Q: What happens if you forgot to stress an unbonded post-tensioning tendon at the construction joint and have already poured the subsequent pour?
A: The most preferred option is to stress the tendon in the subsequent pour. However, the following items should be factored in:
a) The 7% Elongation Range must be revised.
Since you have a longer pull, the elongation calculation needs to be revised also. This should be noted in the elongation records from the PTI-Certified Inspector. A thumb-rule is to just add Min1+Min2 and Max1+Max2 together. For example,
- First pull of 50′ would be Min1 = 3.72″ and Max1 = 4.28″
- Second pull of 100′ would be Min1 = 7.44″ and Max1 = 8.56″
- New elongation range for 150′ pull would be Min1 = 3.72″ + 7.44″ = 11.16″ and Max1 = 12.84″.
- The new range is an close approximation. A more accurate range can be calculated with PT software. This is especially important for very long pulls.
b) The force in the tendon will likely be less.
Since the stressed tendon length is now longer, your angular and wobble friction have likely increased somewhat due to the increased number of spans. In other words, the final average force will drop in both pours for that particular tendon.
- Previously, the 50′ pull may provide 27.5 kips of force in Pour #1.
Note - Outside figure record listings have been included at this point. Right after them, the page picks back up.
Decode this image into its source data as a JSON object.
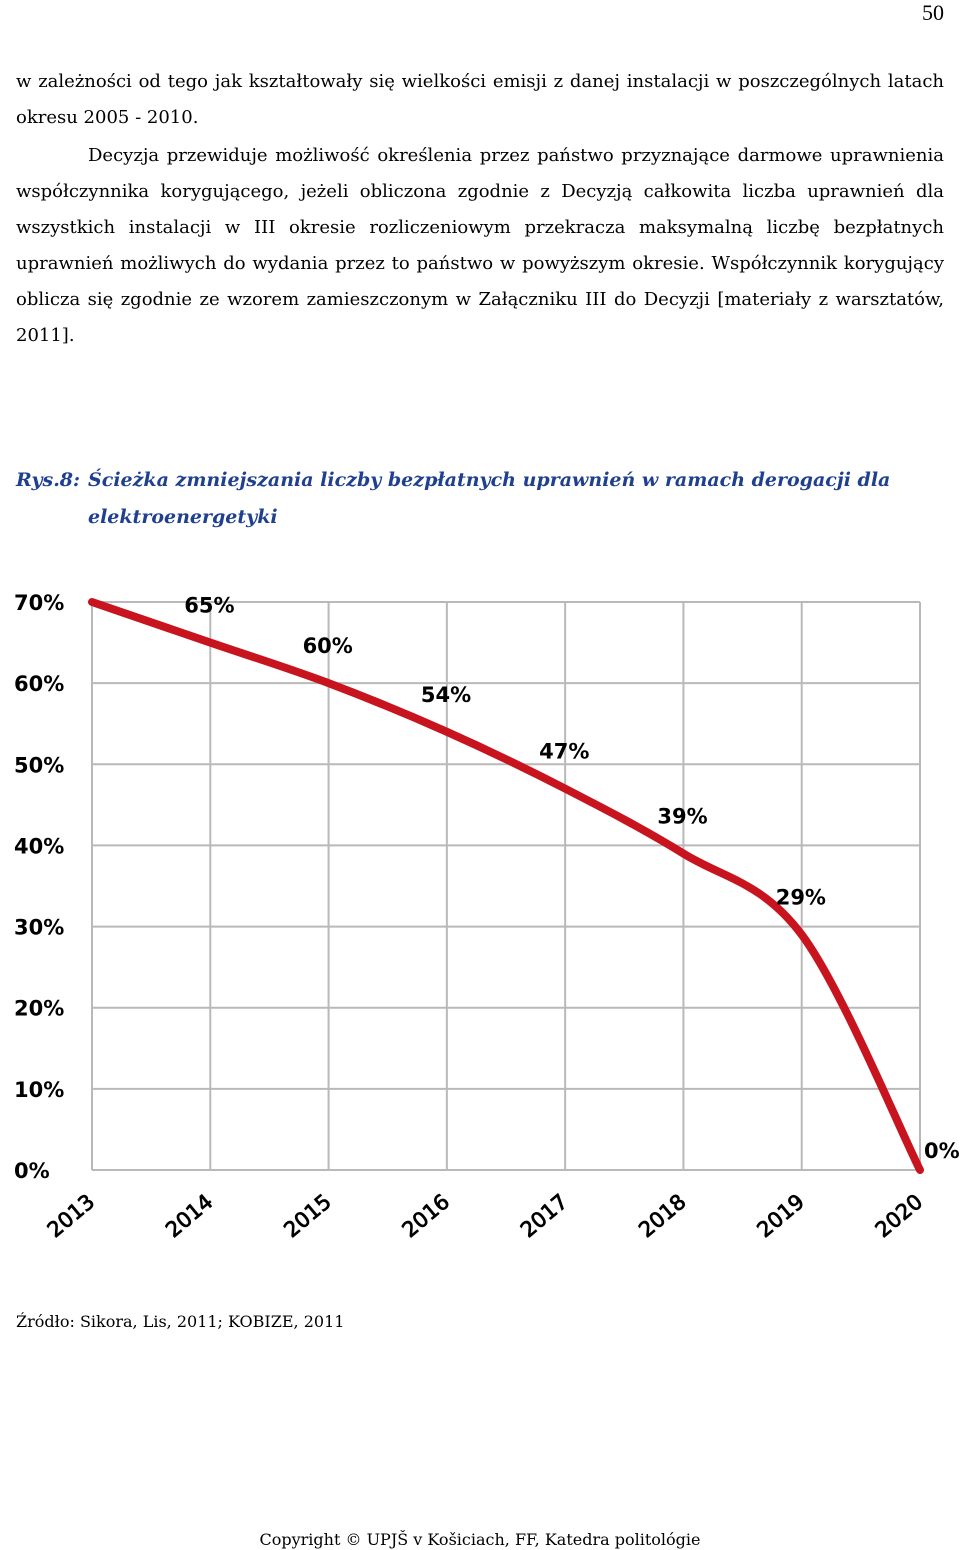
{
  "page_number": "50",
  "paragraphs": [
    "w zależności od tego jak kształtowały się wielkości emisji z danej instalacji w poszczególnych latach okresu 2005 - 2010.",
    "Decyzja przewiduje możliwość określenia przez państwo przyznające darmowe uprawnienia współczynnika korygującego, jeżeli obliczona zgodnie z Decyzją całkowita liczba uprawnień dla wszystkich instalacji w III okresie rozliczeniowym przekracza maksymalną liczbę bezpłatnych uprawnień możliwych do wydania przez to państwo w powyższym okresie. Współczynnik korygujący oblicza się zgodnie ze wzorem zamieszczonym w Załączniku III do Decyzji [materiały z warsztatów, 2011]."
  ],
  "figure": {
    "label": "Rys.8:",
    "title_line1": "Ścieżka zmniejszania liczby bezpłatnych uprawnień w ramach derogacji dla",
    "title_line2": "elektroenergetyki"
  },
  "chart_data": {
    "type": "line",
    "x": [
      "2013",
      "2014",
      "2015",
      "2016",
      "2017",
      "2018",
      "2019",
      "2020"
    ],
    "series": [
      {
        "values": [
          70,
          65,
          60,
          54,
          47,
          39,
          29,
          0
        ]
      }
    ],
    "data_labels": [
      "65%",
      "60%",
      "54%",
      "47%",
      "39%",
      "29%",
      "0%"
    ],
    "y_ticks": [
      "0%",
      "10%",
      "20%",
      "30%",
      "40%",
      "50%",
      "60%",
      "70%"
    ],
    "ylim": [
      0,
      70
    ],
    "grid": true,
    "line_color": "#c8141e"
  },
  "source": "Źródło:  Sikora, Lis, 2011; KOBIZE, 2011",
  "footer": "Copyright © UPJŠ v Košiciach, FF, Katedra politológie"
}
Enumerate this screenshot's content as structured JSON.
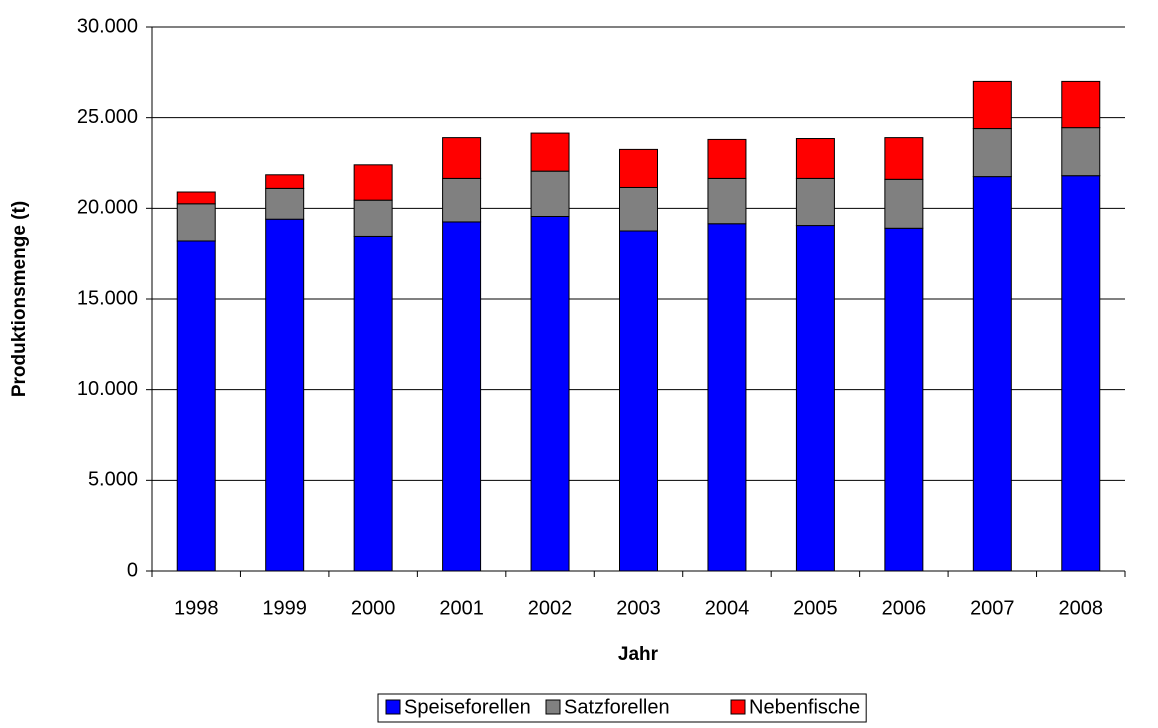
{
  "chart_data": {
    "type": "stacked_bar",
    "x_label": "Jahr",
    "y_label": "Produktionsmenge (t)",
    "categories": [
      "1998",
      "1999",
      "2000",
      "2001",
      "2002",
      "2003",
      "2004",
      "2005",
      "2006",
      "2007",
      "2008"
    ],
    "series": [
      {
        "name": "Speiseforellen",
        "color": "#0000ff",
        "values": [
          18200,
          19400,
          18450,
          19250,
          19550,
          18750,
          19150,
          19050,
          18900,
          21750,
          21800
        ]
      },
      {
        "name": "Satzforellen",
        "color": "#808080",
        "values": [
          2050,
          1700,
          2000,
          2400,
          2500,
          2400,
          2500,
          2600,
          2700,
          2650,
          2650
        ]
      },
      {
        "name": "Nebenfische",
        "color": "#ff0000",
        "values": [
          650,
          750,
          1950,
          2250,
          2100,
          2100,
          2150,
          2200,
          2300,
          2600,
          2550
        ]
      }
    ],
    "ylim": [
      0,
      30000
    ],
    "yticks": [
      0,
      {
        "value": 5000,
        "label": "5.000"
      },
      {
        "value": 10000,
        "label": "10.000"
      },
      {
        "value": 15000,
        "label": "15.000"
      },
      {
        "value": 20000,
        "label": "20.000"
      },
      {
        "value": 25000,
        "label": "25.000"
      },
      {
        "value": 30000,
        "label": "30.000"
      }
    ],
    "grid": true
  }
}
- Previously, the 100′ pull may provide 27.3 kips of force in Pour #2.
- Now, the 150′ pull may provide only 26.9 kips of force in Pours #1 and #2.
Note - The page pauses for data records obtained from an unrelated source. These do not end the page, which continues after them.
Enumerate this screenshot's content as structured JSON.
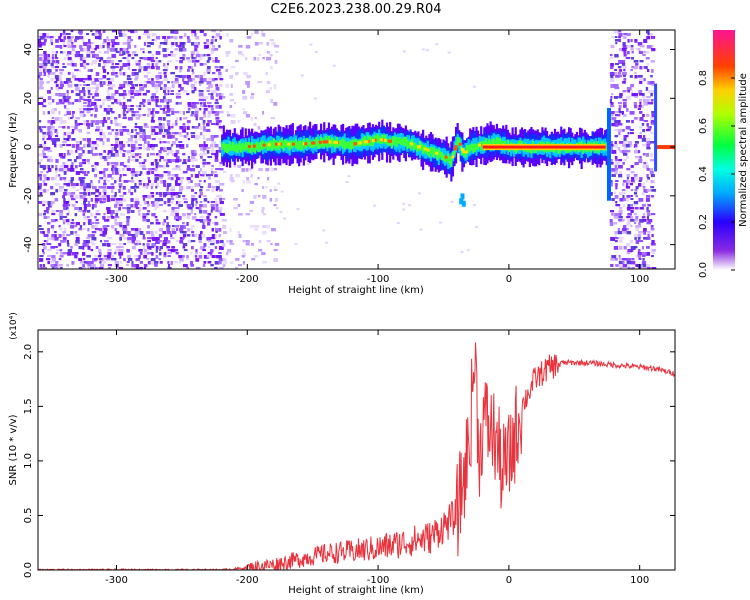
{
  "title": "C2E6.2023.238.00.29.R04",
  "chart_data": [
    {
      "type": "heatmap",
      "xlabel": "Height of straight line (km)",
      "ylabel": "Frequency (Hz)",
      "xlim": [
        -360,
        127
      ],
      "ylim": [
        -50,
        48
      ],
      "xticks": [
        "-300",
        "-200",
        "-100",
        "0",
        "100"
      ],
      "xtick_values": [
        -300,
        -200,
        -100,
        0,
        100
      ],
      "yticks": [
        "-40",
        "-20",
        "0",
        "20",
        "40"
      ],
      "ytick_values": [
        -40,
        -20,
        0,
        20,
        40
      ],
      "colorbar": {
        "label": "Normalized spectral amplitude",
        "range": [
          0.0,
          1.0
        ],
        "ticks": [
          "0.0",
          "0.2",
          "0.4",
          "0.6",
          "0.8"
        ],
        "tick_values": [
          0.0,
          0.2,
          0.4,
          0.6,
          0.8
        ],
        "colormap": [
          "#ffffff",
          "#7b00ff",
          "#0000ff",
          "#00e5ff",
          "#00ff00",
          "#ffff00",
          "#ff8000",
          "#ff0000",
          "#ff2090"
        ]
      },
      "features": {
        "noise_regions": [
          [
            -360,
            -220
          ],
          [
            -220,
            -180
          ],
          [
            77,
            110
          ]
        ],
        "signal_track": {
          "x": [
            -220,
            -200,
            -180,
            -160,
            -140,
            -120,
            -100,
            -90,
            -80,
            -70,
            -60,
            -50,
            -45,
            -40,
            -35,
            -30,
            -20,
            -10,
            0,
            20,
            40,
            60,
            74
          ],
          "freq": [
            0,
            0,
            1,
            1,
            2,
            1,
            3,
            2,
            2,
            0,
            -2,
            -4,
            -6,
            3,
            -3,
            0,
            1,
            2,
            0,
            0,
            0,
            0,
            0
          ]
        },
        "carrier_line": {
          "x_start": -20,
          "x_end": 74,
          "freq": 0
        }
      }
    },
    {
      "type": "line",
      "xlabel": "Height of straight line (km)",
      "ylabel": "SNR (10 * v/v)",
      "y_multiplier": "(x10⁴)",
      "xlim": [
        -360,
        127
      ],
      "ylim": [
        0,
        2.2
      ],
      "xticks": [
        "-300",
        "-200",
        "-100",
        "0",
        "100"
      ],
      "xtick_values": [
        -300,
        -200,
        -100,
        0,
        100
      ],
      "yticks": [
        "0.0",
        "0.5",
        "1.0",
        "1.5",
        "2.0"
      ],
      "ytick_values": [
        0.0,
        0.5,
        1.0,
        1.5,
        2.0
      ],
      "color": "#e8323c",
      "series": [
        {
          "x": [
            -360,
            -300,
            -250,
            -220,
            -200,
            -180,
            -160,
            -140,
            -120,
            -100,
            -80,
            -60,
            -50,
            -40,
            -35,
            -30,
            -28,
            -26,
            -24,
            -22,
            -20,
            -15,
            -10,
            -5,
            0,
            10,
            20,
            30,
            40,
            60,
            80,
            100,
            110,
            127
          ],
          "values": [
            0.0,
            0.0,
            0.0,
            0.0,
            0.02,
            0.05,
            0.1,
            0.15,
            0.17,
            0.2,
            0.25,
            0.3,
            0.4,
            0.5,
            0.8,
            1.2,
            1.6,
            2.0,
            1.4,
            1.0,
            1.4,
            1.3,
            1.2,
            0.9,
            1.0,
            1.5,
            1.75,
            1.85,
            1.9,
            1.9,
            1.88,
            1.86,
            1.85,
            1.8
          ]
        }
      ]
    }
  ]
}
c) The intermediate anchor has been abandoned.
The force within the 150′ tendon will be transmitted uniformly through the construction joint. Conversely, the 50′ tendon transmits force only within Pour #1 and the 100′ tendon transmits force only within Pour #2 (i.e. the construction joint “locks-off” the force within each pour). This is important should be there be any repair/renovation conducted in the future.